Teve dimatikan. Pete beranjak keluar rumah diikuti Tim yang setia. Namun, ketika Pete berbelok ke pagar, Tim malah berjalan ke arah lain dengan percaya diri.
"Bukan ke sana, Bocah," gumam Pete sebelum bersiul memanggil Tim. Anjing itu berbalik, tetapi tidak segera menyusul Pete yang sudah berada di ambang pagar. Tim menggonggong sekali.
"Jangan bingung," sahut Pete. "Sudah kubilang, kan: aku akan memberimu tahun baru yang berbeda, jadi bukan ke puncak Bukit Ibu tujuan kita."
***
Pete tidak mengerti mengapa bahkan orang-orang tertua di desa ini masih mau bersusah payah mendaki ke puncak Bukit Ibu demi sepotong matahari terbit. Momen itu terjadi setiap hari, termasuk di tahun baru, jadi apa istimewanya? Selain itu, jika memang matahari terbit tahun baru sebegitu penting, mengapa tidak menikmatinya dari tempat yang lebih mudah dijangkau, yaitu Pantai Mineral?
Kota Mineral memang begitu kecil. Sekecil itu, hingga puncak bukit dan tepi pantainya dapat menyajikan pemandangan yang mirip. Pete mempelajari fakta ini berangsur-angsur setelah iseng merayakan Festival Malam Bintang, Festival Bulan, dan Festival Kembang Api di lokasi yang berbeda dari kebanyakan orang. Langit pada hari-hari itu ternyata sama indahnya, mau dari puncak bukit atau dari pantai, makanya ia ingin mencoba menikmati matahari terbit Tahun Baru dari pantai alih-alih puncak bukit seperti yang disarankan penduduk.
Musim semi telah tiba di Kota Mineral tepat tengah malam, tetapi musim sebelumnya masih menyisakan lelehan salju serta angin dingin.
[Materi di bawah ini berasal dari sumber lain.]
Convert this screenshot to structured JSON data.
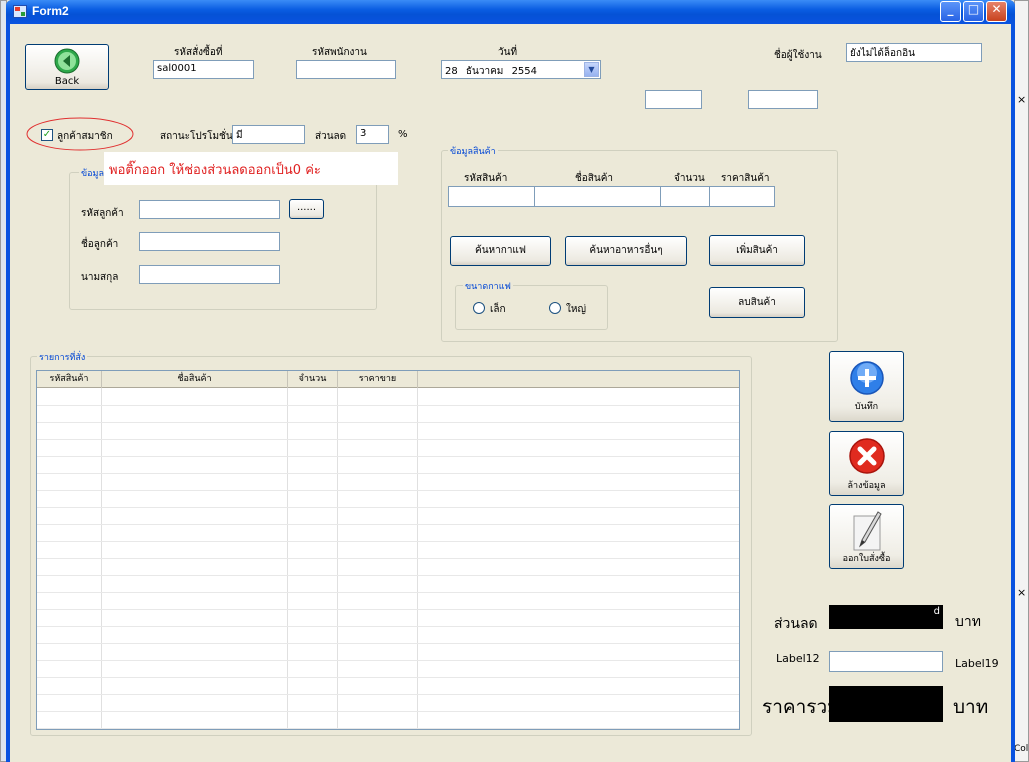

Untung Pete mengenakan jaket dan syal kumalnya sebelum pergi; angin berembus paling kencang di tepi pantai. Mengabaikan hal itu, Pete berdiri di ujung dermaga, dikelilingi kapal-kapal yang ditambatkan, sebelum meniupkan residu napasnya ke atas. Kabut putih terbentuk sekejap sebelum hilang.
Begitu matahari terbit, seluruh salju akan meleleh, Moondrop akan berbunga ... dan aku akan kembali menanam benih, seperti tidak ada yang terjadi tahun lalu.
Pete menggelar tikar tebal di dermaga, lalu duduk di atasnya agar bokongnya tak basah kena lelehan salju. Tim melihat itu sebagai kesempatan emas; ia melompat ke pangkuan sang tuan tanpa sadar berat badan.
"Urk! Oi, aku ini bukan meja pemanas pribadimu," keluh Pete walaupun akhirnya pasrah pada nasib. Dibiarkannya si anjing gembala menggulung tubuh untuk menghalau dingin.
Lembayung mulai menggantikan kegelapan malam. Air laut memantulkan sesedikit apa pun cahaya yang jatuh ke permukaannya. Pete membayangkan sebuah kapal akan muncul dari ujung horizon, semakin dekat, semakin dekat ... dan ia akan menumpang. Kapal khayal itu lantas berbalik ke arah datangnya, membawa Pete menjauh dari Kota Mineral–
"Tidak," bisik Pete pada diri sendiri. Tim mendongak ingin tahu dan mendapati majikannya bermuka sendu.
"Aku yang memilih untuk pergi ke Kota Mineral dan membangun ulang kebun milik Kakek, meskipun Ayah dan Ibu tak setuju. Kalau kita kembali ke kota, tentunya," senyum Pete pada Tim, "aku akan jadi pria paling memalukan, benar?"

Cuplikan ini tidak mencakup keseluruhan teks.